ASVD: Activation-aware Singular Value Decomposition for Compressing Large Language Models
This work addresses the challenge of deploying LLMs more efficiently for broader adoption, presenting an incremental improvement in post-training compression techniques.
The paper tackles the problem of compressing Large Language Models (LLMs) by addressing activation distribution variance and layer sensitivity differences, resulting in a training-free method that achieves 10%-30% network compression and 50% KV cache reduction without performance drop.

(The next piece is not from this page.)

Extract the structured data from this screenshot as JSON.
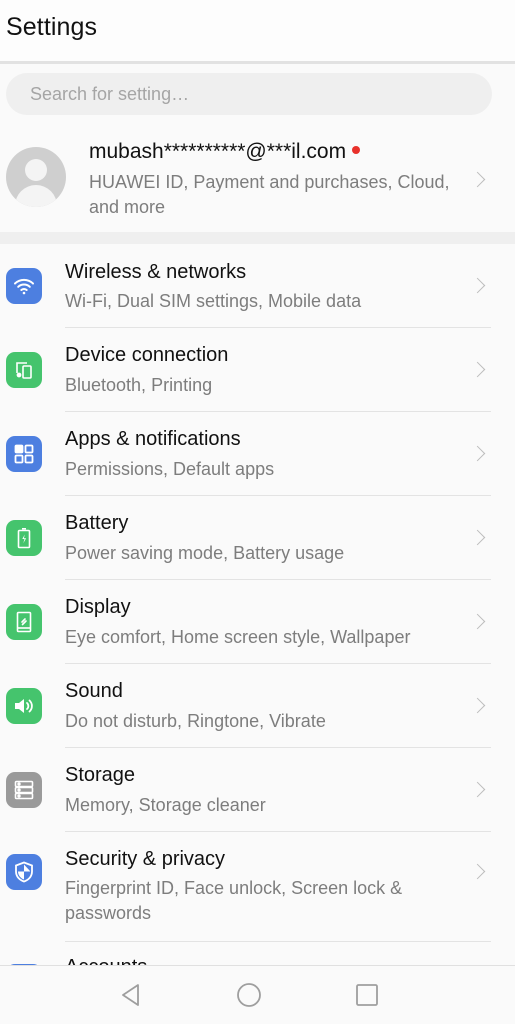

In this paper, we introduce a new post-training compression paradigm for Large Language Models (LLMs) to facilitate their wider adoption. We delve into LLM weight low-rank decomposition, and find that the challenges of this task stem from (1) the distribution variance in the LLM activations and (2) the sensitivity difference among various kinds of layers. To address these issues, we propose a training-free approach called Activation-aware Singular Value Decomposition (ASVD). Specifically, ASVD manages activation outliers by transforming the weight matrix based on the activation distribution. This transformation allows the outliers in the activation matrix to be absorbed into the transformed weight matrix, thereby enhancing decomposition accuracy. Additionally, we propose an efficient iterative calibration process to optimize layer-specific decomposition by addressing the varying sensitivity of different LLM layers. In this way, ASVD can compress a network by 10%-30%. Based on the success of the low-rank decomposition of projection matrices in the self-attention module, we further introduce ASVD to compress the KV cache. By reducing the channel dimension of KV activations, memory requirements for KV cache can be largely reduced. ASVD can further achieve 50% KV cache reductions without performance drop in a training-free manner.